En Morgana, Sandrine Piau donne à voir une interprétation très réussie de la sœur de la magicienne, magicienne elle-même. Totalement dédiée à incarner son personnage, elle est une musicienne accomplie qui domine sans peine l’écriture complexe de ce rôle délicat. Le Tornami a vagheggiar est une vraie leçon de chant et son Credete al mio dolore, accompagné par le violoncelle solo, est bouleversant. Si Sandrine Piau a pu sembler un peu prudente en début de soirée, son aptitude à nous communiquer les affects du personnage, rage, sensualité ou tendresse, est absolument remarquable et elle est une interprète idéale de Morgana.

J’ai beaucoup aimé le Ruggiero de Juliette Mey qui déploie un timbre superbe et une aisance technique remarquable dans ce rôle écrit pour Carestini. D’une forte présence scénique, elle domine le rôle dont elle assume tant l’écriture virtuose que les phrasés tendres.
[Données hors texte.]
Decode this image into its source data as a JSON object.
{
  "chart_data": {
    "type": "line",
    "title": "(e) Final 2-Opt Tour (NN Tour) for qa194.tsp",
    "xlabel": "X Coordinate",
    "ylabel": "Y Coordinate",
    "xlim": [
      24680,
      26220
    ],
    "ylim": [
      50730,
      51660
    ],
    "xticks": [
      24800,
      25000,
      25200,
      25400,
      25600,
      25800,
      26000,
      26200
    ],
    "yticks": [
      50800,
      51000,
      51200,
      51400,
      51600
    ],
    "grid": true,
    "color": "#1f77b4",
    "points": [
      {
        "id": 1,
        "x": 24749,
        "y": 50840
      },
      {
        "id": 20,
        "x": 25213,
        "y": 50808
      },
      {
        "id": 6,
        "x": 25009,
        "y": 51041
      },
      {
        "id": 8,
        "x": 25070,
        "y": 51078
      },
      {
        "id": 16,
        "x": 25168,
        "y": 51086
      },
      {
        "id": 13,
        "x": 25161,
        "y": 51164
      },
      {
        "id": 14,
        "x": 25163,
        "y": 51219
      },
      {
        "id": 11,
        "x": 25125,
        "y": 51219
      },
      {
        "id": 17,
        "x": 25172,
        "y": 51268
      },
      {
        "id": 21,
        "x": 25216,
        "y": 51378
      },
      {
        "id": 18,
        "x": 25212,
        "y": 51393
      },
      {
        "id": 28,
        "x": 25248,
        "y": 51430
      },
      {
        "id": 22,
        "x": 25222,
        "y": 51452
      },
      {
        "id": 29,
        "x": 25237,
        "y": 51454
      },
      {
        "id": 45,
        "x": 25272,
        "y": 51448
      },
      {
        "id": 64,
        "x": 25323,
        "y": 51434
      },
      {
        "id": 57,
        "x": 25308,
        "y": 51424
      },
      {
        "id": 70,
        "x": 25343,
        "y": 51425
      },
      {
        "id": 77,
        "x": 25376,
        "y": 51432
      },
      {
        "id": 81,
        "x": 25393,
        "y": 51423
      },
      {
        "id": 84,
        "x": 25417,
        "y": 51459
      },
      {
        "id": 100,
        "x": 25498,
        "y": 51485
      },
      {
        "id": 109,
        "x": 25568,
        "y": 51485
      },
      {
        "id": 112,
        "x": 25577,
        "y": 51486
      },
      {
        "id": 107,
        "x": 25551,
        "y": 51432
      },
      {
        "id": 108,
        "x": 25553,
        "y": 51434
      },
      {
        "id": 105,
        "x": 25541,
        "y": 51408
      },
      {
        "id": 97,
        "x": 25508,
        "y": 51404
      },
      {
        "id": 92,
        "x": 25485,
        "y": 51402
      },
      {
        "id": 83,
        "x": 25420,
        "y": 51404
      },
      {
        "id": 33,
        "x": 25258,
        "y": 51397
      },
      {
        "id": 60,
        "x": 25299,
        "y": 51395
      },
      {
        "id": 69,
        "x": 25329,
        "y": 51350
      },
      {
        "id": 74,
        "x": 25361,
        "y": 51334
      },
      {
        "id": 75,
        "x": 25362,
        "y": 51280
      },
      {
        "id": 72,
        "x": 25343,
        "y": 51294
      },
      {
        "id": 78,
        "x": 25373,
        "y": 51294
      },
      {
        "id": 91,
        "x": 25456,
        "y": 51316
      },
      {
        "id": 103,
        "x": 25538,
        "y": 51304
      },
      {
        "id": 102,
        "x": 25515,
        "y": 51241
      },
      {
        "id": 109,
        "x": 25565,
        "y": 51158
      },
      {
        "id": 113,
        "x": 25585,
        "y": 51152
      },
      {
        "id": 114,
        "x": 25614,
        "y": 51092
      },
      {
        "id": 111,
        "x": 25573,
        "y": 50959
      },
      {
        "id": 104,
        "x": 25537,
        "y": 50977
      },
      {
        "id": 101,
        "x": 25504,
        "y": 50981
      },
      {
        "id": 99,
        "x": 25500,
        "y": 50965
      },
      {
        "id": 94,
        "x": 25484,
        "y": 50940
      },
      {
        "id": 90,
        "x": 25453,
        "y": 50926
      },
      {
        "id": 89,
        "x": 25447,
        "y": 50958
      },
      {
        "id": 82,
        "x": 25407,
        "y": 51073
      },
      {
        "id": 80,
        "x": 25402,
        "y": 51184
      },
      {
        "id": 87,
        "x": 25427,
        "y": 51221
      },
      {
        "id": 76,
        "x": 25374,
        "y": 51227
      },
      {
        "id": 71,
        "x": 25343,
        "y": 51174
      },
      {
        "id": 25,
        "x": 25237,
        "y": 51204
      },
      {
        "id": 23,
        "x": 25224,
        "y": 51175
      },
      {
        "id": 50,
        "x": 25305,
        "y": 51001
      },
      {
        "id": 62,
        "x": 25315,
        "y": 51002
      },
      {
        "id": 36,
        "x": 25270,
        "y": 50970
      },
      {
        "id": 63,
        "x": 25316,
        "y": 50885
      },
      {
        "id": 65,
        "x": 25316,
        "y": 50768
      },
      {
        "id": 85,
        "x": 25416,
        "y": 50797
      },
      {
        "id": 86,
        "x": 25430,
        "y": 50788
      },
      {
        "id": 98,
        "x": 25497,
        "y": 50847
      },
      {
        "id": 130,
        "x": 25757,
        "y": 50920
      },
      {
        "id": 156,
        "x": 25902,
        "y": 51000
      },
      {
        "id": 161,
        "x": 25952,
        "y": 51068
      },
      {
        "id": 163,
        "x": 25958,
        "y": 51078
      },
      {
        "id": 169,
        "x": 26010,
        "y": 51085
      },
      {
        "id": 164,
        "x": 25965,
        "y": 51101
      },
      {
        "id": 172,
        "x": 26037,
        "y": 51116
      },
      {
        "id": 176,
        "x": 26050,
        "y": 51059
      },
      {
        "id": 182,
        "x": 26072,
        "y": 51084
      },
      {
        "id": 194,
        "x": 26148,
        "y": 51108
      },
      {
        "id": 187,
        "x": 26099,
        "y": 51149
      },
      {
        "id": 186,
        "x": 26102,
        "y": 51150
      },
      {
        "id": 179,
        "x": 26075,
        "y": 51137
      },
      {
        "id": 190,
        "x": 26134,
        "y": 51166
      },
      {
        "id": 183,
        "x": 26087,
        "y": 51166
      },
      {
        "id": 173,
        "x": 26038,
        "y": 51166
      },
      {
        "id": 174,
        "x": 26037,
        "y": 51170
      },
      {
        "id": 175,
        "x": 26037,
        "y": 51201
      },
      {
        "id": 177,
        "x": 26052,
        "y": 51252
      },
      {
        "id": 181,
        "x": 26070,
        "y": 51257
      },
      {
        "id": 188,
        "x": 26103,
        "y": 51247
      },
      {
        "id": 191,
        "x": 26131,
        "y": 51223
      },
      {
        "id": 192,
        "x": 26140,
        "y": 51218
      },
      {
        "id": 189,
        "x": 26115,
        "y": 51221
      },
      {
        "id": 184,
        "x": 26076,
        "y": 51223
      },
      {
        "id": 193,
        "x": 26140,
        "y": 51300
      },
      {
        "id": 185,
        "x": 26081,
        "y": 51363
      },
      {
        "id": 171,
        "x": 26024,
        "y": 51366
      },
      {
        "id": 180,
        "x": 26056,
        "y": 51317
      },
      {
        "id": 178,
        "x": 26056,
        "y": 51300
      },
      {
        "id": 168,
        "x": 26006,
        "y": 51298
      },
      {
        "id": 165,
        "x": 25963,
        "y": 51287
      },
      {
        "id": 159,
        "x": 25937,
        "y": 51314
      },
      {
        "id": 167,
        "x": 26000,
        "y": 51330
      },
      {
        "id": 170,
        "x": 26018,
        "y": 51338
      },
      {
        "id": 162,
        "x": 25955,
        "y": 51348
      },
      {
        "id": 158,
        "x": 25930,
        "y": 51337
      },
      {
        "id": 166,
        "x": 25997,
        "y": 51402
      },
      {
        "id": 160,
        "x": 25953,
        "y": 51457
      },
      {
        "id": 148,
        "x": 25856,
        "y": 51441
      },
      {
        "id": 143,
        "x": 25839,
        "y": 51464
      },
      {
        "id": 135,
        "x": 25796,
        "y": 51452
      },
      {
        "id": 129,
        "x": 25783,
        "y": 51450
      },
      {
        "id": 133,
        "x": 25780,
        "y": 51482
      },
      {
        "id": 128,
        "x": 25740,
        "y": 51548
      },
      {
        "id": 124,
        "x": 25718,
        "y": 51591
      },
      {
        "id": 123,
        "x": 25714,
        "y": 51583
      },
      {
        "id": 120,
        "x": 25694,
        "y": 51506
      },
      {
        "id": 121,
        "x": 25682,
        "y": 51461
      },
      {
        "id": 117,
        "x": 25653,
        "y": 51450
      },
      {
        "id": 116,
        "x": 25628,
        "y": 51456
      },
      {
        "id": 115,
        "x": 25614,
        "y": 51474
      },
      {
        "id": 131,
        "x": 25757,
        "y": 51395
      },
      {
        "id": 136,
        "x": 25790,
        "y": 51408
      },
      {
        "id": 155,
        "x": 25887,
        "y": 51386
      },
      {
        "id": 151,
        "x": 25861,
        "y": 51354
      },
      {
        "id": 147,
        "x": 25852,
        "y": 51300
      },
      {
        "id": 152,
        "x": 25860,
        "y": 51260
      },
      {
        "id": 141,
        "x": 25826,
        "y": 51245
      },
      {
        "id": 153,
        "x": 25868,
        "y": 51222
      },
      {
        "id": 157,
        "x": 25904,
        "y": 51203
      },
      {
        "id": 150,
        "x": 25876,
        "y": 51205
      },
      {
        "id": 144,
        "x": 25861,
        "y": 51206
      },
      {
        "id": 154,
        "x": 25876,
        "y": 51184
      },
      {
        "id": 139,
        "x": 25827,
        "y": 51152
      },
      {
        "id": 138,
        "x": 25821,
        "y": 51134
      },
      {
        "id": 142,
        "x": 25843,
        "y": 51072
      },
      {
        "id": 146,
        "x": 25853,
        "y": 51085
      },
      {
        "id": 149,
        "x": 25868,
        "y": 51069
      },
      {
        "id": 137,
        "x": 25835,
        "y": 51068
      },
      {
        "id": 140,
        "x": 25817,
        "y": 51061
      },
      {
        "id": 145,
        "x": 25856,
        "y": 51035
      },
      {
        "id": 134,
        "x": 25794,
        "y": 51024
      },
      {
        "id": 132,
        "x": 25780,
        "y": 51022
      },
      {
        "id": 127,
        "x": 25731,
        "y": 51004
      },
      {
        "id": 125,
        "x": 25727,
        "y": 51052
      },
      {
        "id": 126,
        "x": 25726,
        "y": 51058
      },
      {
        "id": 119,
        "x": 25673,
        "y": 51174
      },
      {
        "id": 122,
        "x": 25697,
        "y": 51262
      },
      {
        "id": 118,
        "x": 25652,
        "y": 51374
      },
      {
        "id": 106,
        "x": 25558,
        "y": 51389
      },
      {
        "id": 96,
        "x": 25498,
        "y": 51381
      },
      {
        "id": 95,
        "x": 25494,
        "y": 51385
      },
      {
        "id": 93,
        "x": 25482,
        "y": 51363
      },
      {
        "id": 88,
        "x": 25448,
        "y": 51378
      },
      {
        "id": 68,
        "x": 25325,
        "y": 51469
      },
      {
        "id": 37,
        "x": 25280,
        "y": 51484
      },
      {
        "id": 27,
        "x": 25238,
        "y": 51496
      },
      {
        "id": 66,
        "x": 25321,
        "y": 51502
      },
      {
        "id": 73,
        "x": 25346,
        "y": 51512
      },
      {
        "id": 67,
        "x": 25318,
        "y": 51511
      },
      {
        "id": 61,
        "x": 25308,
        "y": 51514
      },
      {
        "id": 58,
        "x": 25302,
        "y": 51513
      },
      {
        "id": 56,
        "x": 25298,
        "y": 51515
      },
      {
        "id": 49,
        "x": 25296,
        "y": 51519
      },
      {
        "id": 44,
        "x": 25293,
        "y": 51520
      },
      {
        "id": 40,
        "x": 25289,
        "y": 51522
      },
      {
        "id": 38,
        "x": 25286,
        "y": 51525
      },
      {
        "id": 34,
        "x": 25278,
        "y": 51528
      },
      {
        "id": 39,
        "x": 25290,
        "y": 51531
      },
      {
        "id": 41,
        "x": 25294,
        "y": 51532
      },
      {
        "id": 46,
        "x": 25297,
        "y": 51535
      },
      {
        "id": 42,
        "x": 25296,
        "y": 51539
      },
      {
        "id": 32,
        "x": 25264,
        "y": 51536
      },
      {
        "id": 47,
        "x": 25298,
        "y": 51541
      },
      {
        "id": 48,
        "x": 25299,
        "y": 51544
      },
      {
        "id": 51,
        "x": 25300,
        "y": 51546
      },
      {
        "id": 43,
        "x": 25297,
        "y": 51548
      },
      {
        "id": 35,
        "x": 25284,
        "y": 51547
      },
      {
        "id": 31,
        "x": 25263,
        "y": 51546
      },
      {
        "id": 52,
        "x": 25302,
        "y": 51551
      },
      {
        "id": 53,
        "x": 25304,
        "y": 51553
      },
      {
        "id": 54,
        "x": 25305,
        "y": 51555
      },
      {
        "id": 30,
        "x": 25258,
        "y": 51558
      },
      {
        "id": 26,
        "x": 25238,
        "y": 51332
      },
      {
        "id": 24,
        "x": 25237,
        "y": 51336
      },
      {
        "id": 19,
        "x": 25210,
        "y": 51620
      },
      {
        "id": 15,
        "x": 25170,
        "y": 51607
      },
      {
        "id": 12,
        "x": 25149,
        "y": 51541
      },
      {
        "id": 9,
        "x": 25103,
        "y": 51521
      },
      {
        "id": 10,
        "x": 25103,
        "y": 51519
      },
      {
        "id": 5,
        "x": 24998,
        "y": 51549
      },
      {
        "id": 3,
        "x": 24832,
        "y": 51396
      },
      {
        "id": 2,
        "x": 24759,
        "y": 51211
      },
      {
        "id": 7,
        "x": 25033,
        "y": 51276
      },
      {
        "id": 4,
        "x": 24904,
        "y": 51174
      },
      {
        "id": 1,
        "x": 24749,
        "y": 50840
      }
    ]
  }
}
Sta nell'ircana est exécuté avec une grande maîtrise et Verdi pratti donne à entendre un medium superbe et très naturel dans l’émission.

Jasmin White est aussi une belle découverte même si la distribution d’un contralto dans ce rôle interroge un peu. Bien entendu, elle assume parfaitement le registre grave mais la voix, par ailleurs superbe, colore un peu trop ce rôle et sied plus au travestissement en guerrier du début de l’œuvre qu’à l’amante déterminée qui suit dans laquelle un timbre plus clair est mieux approprié. Néanmoins la technique est irréprochable et l’engagement remarquable.

Oronte est confié à Stefan Sbonnik qui tire son épingle du jeu en dépit d’un timbre qui n’est pas toujours très séduisant. En Oberto, Bruno de Sá en fait trop, comme souvent, et gâche un peu par ses excès un timbre et une coloration qui n’ont pas besoin de cela.

Enfin, Alex Rosen, déjà remarqué il y a deux ans ici même dans Ariodante (voir notre chronique), est un Melisso impeccable. La technique est solide, au service d’une belle interprétation de cette figure quasi paternelle. Il donne à entendre une très belle voix de basse avec des graves somptueux et un registre aigu rayonnant.

Au clavecin et à la direction, Francesco Corti livre une interprétation particulièrement réussie d’Alcina qui détaille les nuances, colore superbement le travail d’un Il Pomo d’Oro en très grande forme, et qui est très attentif à ses chanteurs. Sa direction est un des atouts majeurs de cette soirée.

Le public a fait un grand succès à cette représentation. Bien que ce fut une belle soirée, je suis un peu plus réservé, l’âme de la magicienne Alcina ayant à mon sens été un peu absente.